Özlemin bitişidir.
Rüyanın sona ermesidir.
Dosta kavuşuştur.
Aslına dönüştür.
Hasret mi desem, özlem mi desem, yoksa bu bir gurbet mi desem? İnsan doğar, ölmek için.
Ölüp de dirilmek için. Doğuştan başlar bu hasret. Yanar, tutuşur, dili yok söyleyemez, ağlamaya başlar. Sanırlar ki açlığından ağlar. Duyanlar da aç olduğunu düşünürler. Ağzına meme verirler. Memeye kavuşan sanır ki hasret bitti.

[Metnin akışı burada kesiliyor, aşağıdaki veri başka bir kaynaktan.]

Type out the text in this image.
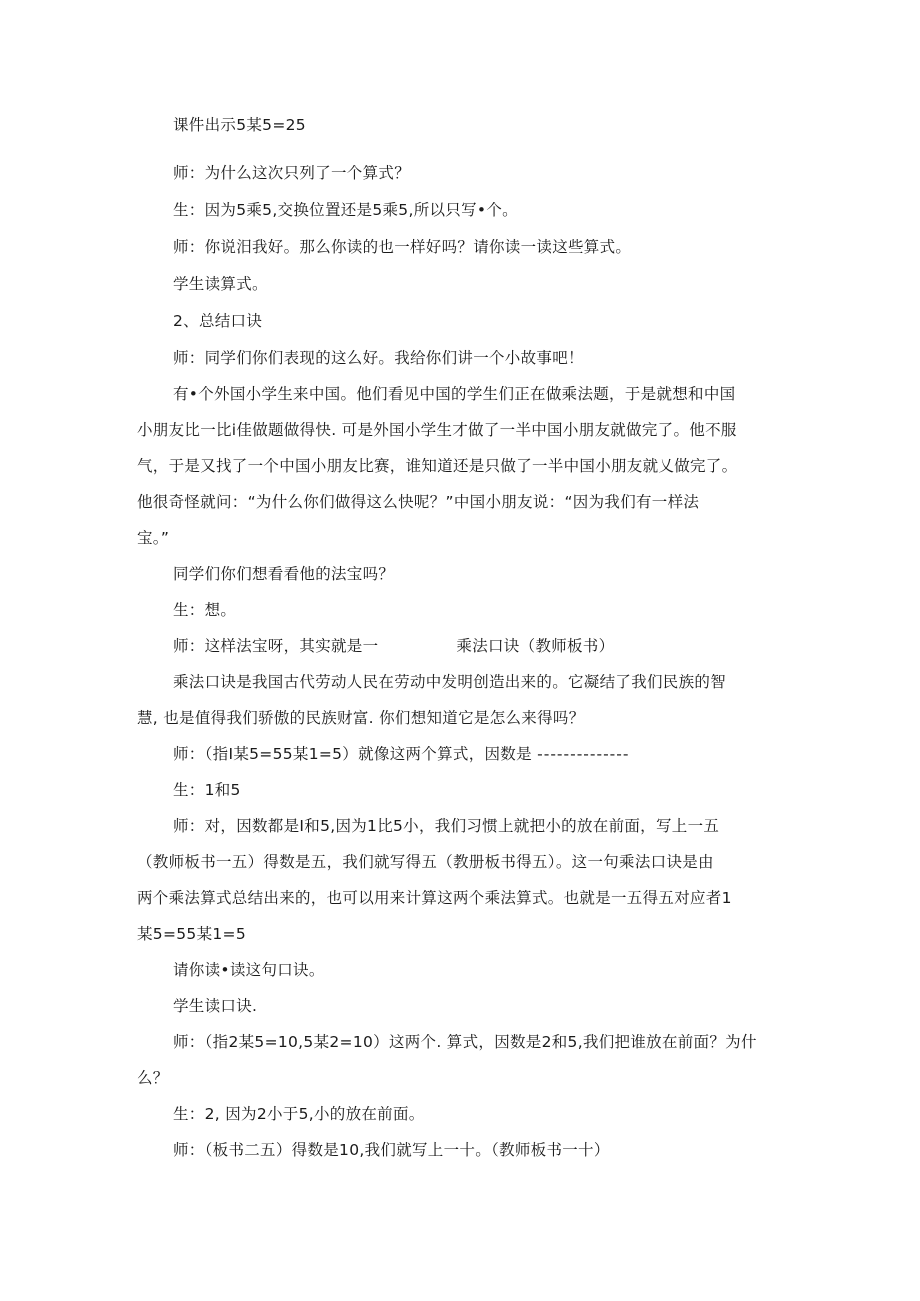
课件出示5某5=25

师：为什么这次只列了一个算式？

生：因为5乘5,交换位置还是5乘5,所以只写•个。

师：你说汨我好。那么你读的也一样好吗？请你读一读这些算式。

学生读算式。

2、总结口诀

师：同学们你们表现的这么好。我给你们讲一个小故事吧！

有•个外国小学生来中国。他们看见中国的学生们正在做乘法题，于是就想和中国

小朋友比一比i佳做题做得快. 可是外国小学生才做了一半中国小朋友就做完了。他不服

气，于是又找了一个中国小朋友比赛，谁知道还是只做了一半中国小朋友就乂做完了。

他很奇怪就问：“为什么你们做得这么快呢？”中国小朋友说：“因为我们有一样法

宝。”

同学们你们想看看他的法宝吗？

生：想。

师：这样法宝呀，其实就是一	乘法口诀（教师板书）

乘法口诀是我国古代劳动人民在劳动中发明创造出来的。它凝结了我们民族的智

慧, 也是值得我们骄傲的民族财富. 你们想知道它是怎么来得吗？

师：（指I某5=55某1=5）就像这两个算式，因数是 --------------

生：1和5

师：对，因数都是I和5,因为1比5小，我们习惯上就把小的放在前面，写上一五

（教师板书一五）得数是五，我们就写得五（教册板书得五）。这一句乘法口诀是由

两个乘法算式总结出来的，也可以用来计算这两个乘法算式。也就是一五得五对应者1

某5=55某1=5

请你读•读这句口诀。

学生读口诀.

师：（指2某5=10,5某2=10）这两个. 算式，因数是2和5,我们把谁放在前面？为什

么？

生：2, 因为2小于5,小的放在前面。

师：（板书二五）得数是10,我们就写上一十。（教师板书一十）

Ama bitmez ki. Bir müddet sonra o hasret yüreğinde alev alev devam eder. Büyüdükçe hasret de büyür. Artarak devam eder.
Özlediği her şeye kavuştukça içinde yanan o hasretin bittiğini zanneder. Oysa bittikçe artarak devam eder.
Neye hasret olduğunu bilmeden yaşar. Hayatta yaşamayı sürdürür. Hayat sürdükçe özlem büyür. Sanki bir gurbetteymiş gibi hisseder. Sılayı özler. Gurbet içindedir. Gurbetin içindedir. Bir türlü neye hasret, neye özlem duyduğunu bilemez. Bir bilinmezlik içinde bir ömür sürer gider.
Her arzu ettiğini elde ettikçe hasretin biteceğini zanneder ama o hasret her elde edilişte artarak devam eder. Ta ki can bedeni terk edinceye kadar. Can doğuştan bedene hapsolmuştur. Uçup sılaya varmak ister. Bir türlü o karanlık dehlizden çıkamamıştır.
Ta ki bedenden ayrılana dek orada hapsolmuştur. Ne zaman ki can bedeni terk eder. Gurbetten kurtulur. Asıl vatanına varır, işte orada hasret bitmiştir.
Hür olmuştur.
Gurbetten vatanına dönmüştür.
Yeniden doğmuştur. Onun için her ölüm yeniden bir doğuştur.
Gurbetten vatana dönüştür.
Kısaca bir bilinmez ürkütücü korkutucu bir yolculuk.
Oysa sonucu kavuşmak bilinmezlik değil gerçeğe ermek, bir rüyadan uyanmaktır.
Gerçek dosta sevgiliye kavuşmaktır. Aşık ile maşukun buluşmasıdır.